Running LLM inference on Kubernetes requires managing Layer 7 routing, load balancing across GPU pods, and scaling GPU resources based on request concurrency — all without dedicated infrastructure tooling. The ACK Gateway with Inference Extension solves this by integrating the Kubernetes Gateway API and the Inference Extension specification with the Knative serverless architecture. You get intelligent traffic scheduling and concurrency-based autoscaling without building custom routing infrastructure.
How it works
Gateway with Inference Extension introduces two Custom Resource Definitions (CRDs) for AI inference scenarios:
-
InferencePool: Groups pods that share the same compute configuration, accelerator type, foundation model, and model server. An InferencePool can span multiple nodes for high availability.
-
InferenceObjective: Defines the model an InferencePool serves and the criticality level of that workload. Pods marked as
Criticalreceive priority processing.
Adding the AI gateway annotation to a Knative Service triggers automatic integration with these CRDs, enabling intelligent traffic scheduling without additional configuration.
Prerequisites
Before you begin, ensure that you have:
Cluster requirements:
-
An ACK Pro managed cluster with Knative deployed. See Deploy and manage Knative components.
-
The Gateway API component installed.
-
The Gateway with Inference Extension component, version v1.4.0-apsara.4 or later, with Enable Gateway API Inference Extension selected during installation.
-
GPU nodes with at least 32 GiB of memory per node. Label each GPU node using Node Label in the console: set Key to
ack.aliyun.com/nvidia-driver-versionand Value to550.144.03. Use GPU driver version 550.144.03 or later. For details, see Customize the GPU driver version of a node by specifying a version number.
Other resources:
-
An Object Storage Service (OSS) bucket in the same region as your cluster, to avoid internal network traffic fees and reduce latency.

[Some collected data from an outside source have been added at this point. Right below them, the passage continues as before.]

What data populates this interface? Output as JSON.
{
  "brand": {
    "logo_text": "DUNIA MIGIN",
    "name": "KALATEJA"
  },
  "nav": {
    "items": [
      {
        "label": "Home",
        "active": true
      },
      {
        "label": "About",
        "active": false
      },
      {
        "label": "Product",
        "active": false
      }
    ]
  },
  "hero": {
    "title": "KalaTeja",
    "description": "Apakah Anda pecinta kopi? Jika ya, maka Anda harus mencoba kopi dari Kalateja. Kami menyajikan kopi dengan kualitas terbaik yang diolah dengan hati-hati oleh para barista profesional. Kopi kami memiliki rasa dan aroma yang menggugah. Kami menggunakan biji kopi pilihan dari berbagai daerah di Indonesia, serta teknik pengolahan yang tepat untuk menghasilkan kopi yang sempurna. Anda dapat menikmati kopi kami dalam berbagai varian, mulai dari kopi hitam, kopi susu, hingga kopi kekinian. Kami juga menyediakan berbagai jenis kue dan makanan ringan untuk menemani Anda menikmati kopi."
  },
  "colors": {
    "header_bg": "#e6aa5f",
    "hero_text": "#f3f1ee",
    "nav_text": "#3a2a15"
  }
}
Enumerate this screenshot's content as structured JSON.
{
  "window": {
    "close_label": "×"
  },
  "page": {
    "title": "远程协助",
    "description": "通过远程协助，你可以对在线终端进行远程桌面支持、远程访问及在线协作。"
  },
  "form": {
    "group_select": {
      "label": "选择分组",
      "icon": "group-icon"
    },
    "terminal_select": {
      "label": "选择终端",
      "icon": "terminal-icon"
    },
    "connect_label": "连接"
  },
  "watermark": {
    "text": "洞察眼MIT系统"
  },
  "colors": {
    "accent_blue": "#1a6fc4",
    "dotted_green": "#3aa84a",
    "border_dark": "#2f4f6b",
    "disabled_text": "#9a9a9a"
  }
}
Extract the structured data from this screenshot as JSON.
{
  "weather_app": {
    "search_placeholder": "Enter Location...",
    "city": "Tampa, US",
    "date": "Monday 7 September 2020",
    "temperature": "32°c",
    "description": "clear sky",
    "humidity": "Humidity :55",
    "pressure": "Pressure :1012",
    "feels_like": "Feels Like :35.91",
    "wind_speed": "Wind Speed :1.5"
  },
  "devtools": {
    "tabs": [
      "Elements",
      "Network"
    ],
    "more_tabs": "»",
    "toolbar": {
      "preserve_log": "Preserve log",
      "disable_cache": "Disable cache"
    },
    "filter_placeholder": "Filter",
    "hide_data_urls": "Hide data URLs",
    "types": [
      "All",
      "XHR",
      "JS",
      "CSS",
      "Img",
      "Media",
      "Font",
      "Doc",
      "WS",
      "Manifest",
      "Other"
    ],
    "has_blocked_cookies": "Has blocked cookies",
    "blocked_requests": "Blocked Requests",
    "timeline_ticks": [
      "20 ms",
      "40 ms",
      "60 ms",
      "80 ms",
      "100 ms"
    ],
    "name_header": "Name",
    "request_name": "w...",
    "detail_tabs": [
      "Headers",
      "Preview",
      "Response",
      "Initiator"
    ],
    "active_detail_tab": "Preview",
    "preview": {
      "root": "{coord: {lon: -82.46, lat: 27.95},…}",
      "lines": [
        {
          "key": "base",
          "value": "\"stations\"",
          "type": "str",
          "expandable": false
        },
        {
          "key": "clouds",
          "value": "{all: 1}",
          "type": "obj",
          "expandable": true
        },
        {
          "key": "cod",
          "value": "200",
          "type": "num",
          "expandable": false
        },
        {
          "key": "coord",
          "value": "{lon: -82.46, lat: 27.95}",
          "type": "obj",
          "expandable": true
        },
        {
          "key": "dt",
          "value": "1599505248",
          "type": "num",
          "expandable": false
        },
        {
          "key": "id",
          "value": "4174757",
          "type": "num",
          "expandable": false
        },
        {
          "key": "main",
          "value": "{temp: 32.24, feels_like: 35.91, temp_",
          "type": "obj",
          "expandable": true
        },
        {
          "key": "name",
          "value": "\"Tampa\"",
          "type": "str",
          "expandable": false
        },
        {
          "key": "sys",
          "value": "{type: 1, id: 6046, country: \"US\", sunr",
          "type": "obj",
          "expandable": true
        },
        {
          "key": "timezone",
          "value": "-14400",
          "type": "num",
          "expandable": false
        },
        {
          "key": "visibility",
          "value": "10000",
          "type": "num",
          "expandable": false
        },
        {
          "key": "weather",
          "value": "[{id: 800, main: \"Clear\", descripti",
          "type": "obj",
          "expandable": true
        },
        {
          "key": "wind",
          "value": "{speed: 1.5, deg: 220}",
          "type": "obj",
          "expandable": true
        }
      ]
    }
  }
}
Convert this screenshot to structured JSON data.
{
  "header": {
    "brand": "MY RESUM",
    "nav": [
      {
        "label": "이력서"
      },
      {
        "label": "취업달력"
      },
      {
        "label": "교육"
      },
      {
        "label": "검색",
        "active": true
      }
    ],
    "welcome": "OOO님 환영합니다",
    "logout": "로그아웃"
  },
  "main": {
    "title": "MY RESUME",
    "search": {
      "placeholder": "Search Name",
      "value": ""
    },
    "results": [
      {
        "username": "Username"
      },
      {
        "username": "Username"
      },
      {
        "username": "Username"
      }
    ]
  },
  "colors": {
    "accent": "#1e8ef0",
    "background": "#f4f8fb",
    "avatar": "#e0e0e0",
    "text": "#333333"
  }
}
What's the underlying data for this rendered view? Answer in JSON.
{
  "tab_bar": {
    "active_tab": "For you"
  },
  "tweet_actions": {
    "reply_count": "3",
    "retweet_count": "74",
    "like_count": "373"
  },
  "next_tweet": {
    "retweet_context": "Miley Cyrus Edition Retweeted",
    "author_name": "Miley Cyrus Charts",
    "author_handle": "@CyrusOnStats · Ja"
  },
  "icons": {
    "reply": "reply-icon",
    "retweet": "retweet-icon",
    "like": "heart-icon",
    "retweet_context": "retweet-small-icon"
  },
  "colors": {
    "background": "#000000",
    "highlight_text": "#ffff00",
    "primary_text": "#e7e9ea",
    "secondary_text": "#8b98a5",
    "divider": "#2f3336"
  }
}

Set up your environment variables
Declare the following variables before you start. Later steps reference these variables directly so you can copy commands without modification.
export BUCKET_NAME="<your-bucket-name>" # Your OSS bucket name
export ACCESS_KEY_ID="<your-access-key-id>" # Your Alibaba Cloud AccessKey ID
export ACCESS_KEY_SECRET="<your-access-key-secret>" # Your Alibaba Cloud AccessKey Secret
Replace the placeholder values with your actual values. All subsequent commands use these variables.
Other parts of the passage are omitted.